Per un 8 marzo antisessista, più che femminista
Anche su queste pagine, cosi come nel «mondo reale», sullo «Sciopero delle donne» dell’8 marzo scorso il dibattito è acceso. Chi vi scrive non si considera «femminista» nel senso più tradizionale e estremista del termine, ma preferisce piuttosto parlare di «antisessismo»: ritiene cioè necessario, in un paese civile, che donne e uomini, pur nel rispetto della loro effettiva diversità biologica, siano considerati allo stesso modo in tutti i livelli della vita sociale, giuridica, politica, economica, lavorativa, ecc.
Anzi, chi vi scrive solitamente non distingue tra «donne e uomini» bensì preferisce parlare di «persone» includendo ogni essere umano a prescindere dal suo sesso biologico e dalla sua identità di genere (e anche a prescindere dal suo orientamento sessuale, ma questo è un altro discorso); ecco dunque che chi scrive è alquanto perplessa a proposito di questo «sciopero femminista», non nella sua totalità, chiaramente, ma in certi suoi aspetti, come avevo già accennato nel precedente articolo su questo tema. Eppure ho partecipato alla manifestazione di Padova dell’8 marzo scorso, promossa sempre dal collettivo «Non una di meno», con l’intento di informarmi, di capire le ragioni di chi vi ha aderito con convinzione, ragioni urlate dal megafono a ogni tappa del percorso realizzato dal corteo, che è partito alle 10 e ha attraversato tutto il centro storico della città veneta per circa due ore e mezza.
Gli «slogan» utilizzati ricalcavano perlopiù quegli «otto motivi» enunciati anche da Tito Borsa nel suo articolo, tra cui il «diritto al movimento», che suscita qualche perplessità, e il rifiuto dei linguaggi sessisti e misogini: da linguista, porto avanti per prima questa «battaglia», che però, a mio avviso, non deve essere confusa con un’imposizione «dall’alto»: l’unico modo per cambiare il linguaggio, processo lungo e complesso, è fare cultura.

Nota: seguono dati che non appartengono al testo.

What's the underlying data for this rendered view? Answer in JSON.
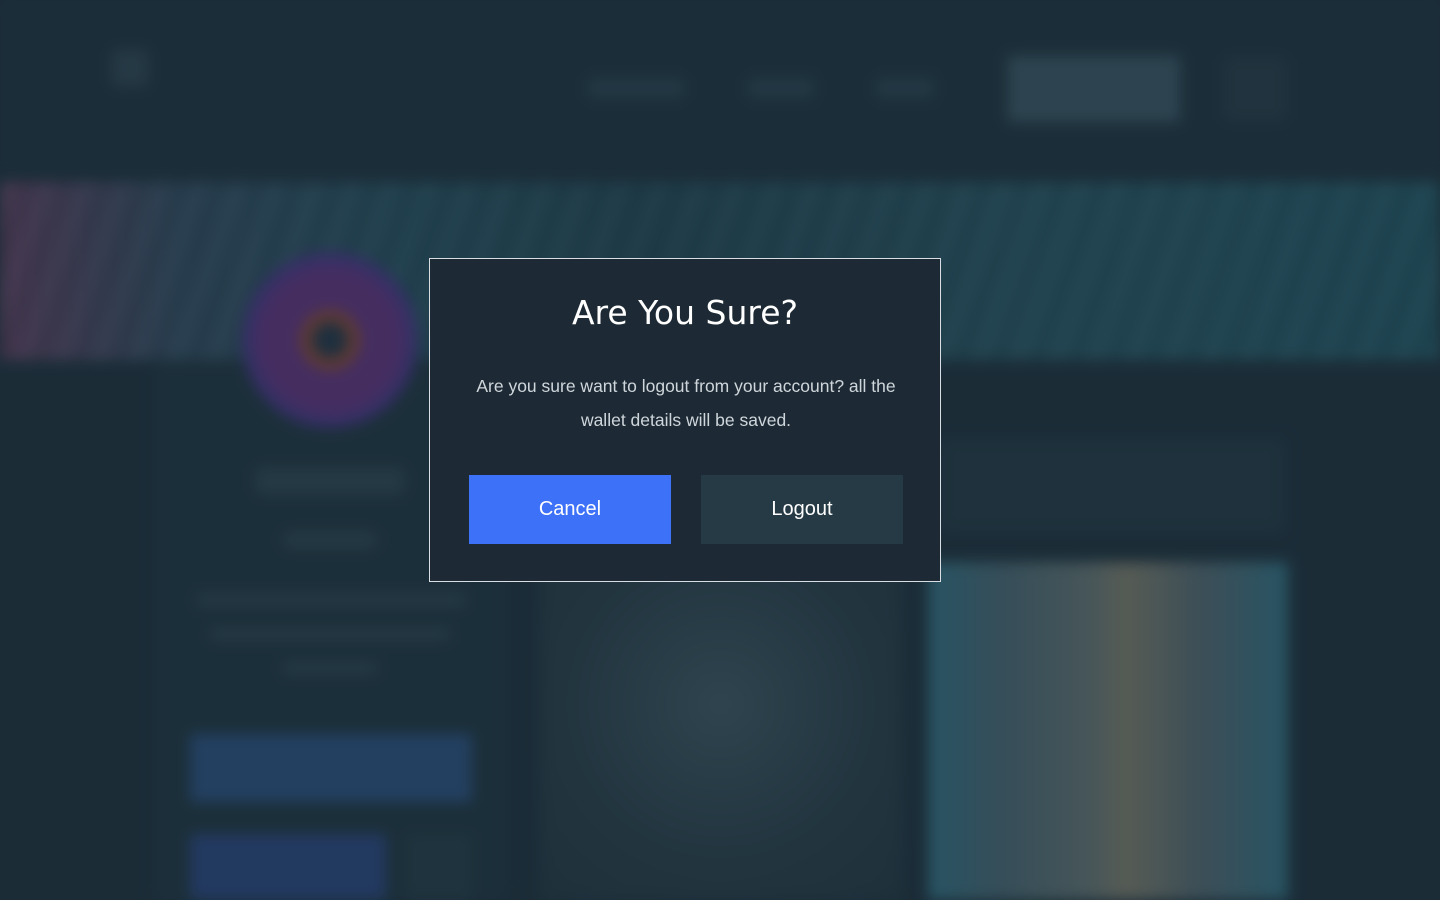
{
  "dialog": {
    "title": "Are You Sure?",
    "message": "Are you sure want to logout from your account? all the wallet details will be saved.",
    "cancel_label": "Cancel",
    "logout_label": "Logout"
  },
  "colors": {
    "primary_button": "#3c71f8",
    "secondary_button": "#253a45",
    "dialog_background": "#1d2a35",
    "page_background": "#243844"
  }
}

Tutto passa attraverso l’educazione, dal rifiuto degli stereotipi relativi al genere fino alla tappa più importante, il rifiuto della violenza.
Ecco perché lo sciopero della scorsa settimana è sì, un segnale forte, ma in fondo non basta: deve essere solo la tappa di un percorso più articolato che coinvolga tutti i settori della società e che parta dalla scuola; mondo nel quale, per inciso, c’è ancora la credenza secondo cui i «gender studies» possano traviare i bambini.
Com’era prevedibile, c’erano donne di ogni età e religione, molte con i figli a seguito, alcune anziane, c’erano insegnanti, operaie, tante studentesse, anche adolescenti. C’era una rappresentanza del Centro Donna Padova Auser (per il quale stiamo promuovendo una campagna di raccolta fondi). C’erano bandiere sindacali, certo, ma c’erano anche bandiere arcobaleno, simbolo delle persone Lgbtqi+. Ma, soprattutto, c’erano anche molti uomini, più o meno giovani, che hanno sfilato contro la violenza: è un messaggio forte, positivo, segno che quando si parla di maschilismo, stereotipi di genere, violenza contro le donne non si tratta più solo di «discorsi da donne».
Il primo passo per portare un cambiamento è l’inclusione di tutti i soggetti «a rischio» violenza: e lo siamo tutti, indistintamente. Anche le persone che non obbediscono allo stereotipo dell’eteronormatività (donne o uomini che siano). Il femminismo più radicale accetti questo, e punti all’educazione e al «fare cultura», più che alle azioni simboliche: è innegabile che durante la manifestazione si respirasse un clima di rabbia (molte erano le lavoratrici precarie presenti) ma anche di inclusione e solidarietà; è altrettanto innegabile che uno sciopero dimostrativo, come questo, non sia riuscito a scuotere le coscienze come solo altri programmi ad ampio respiro sanno fare.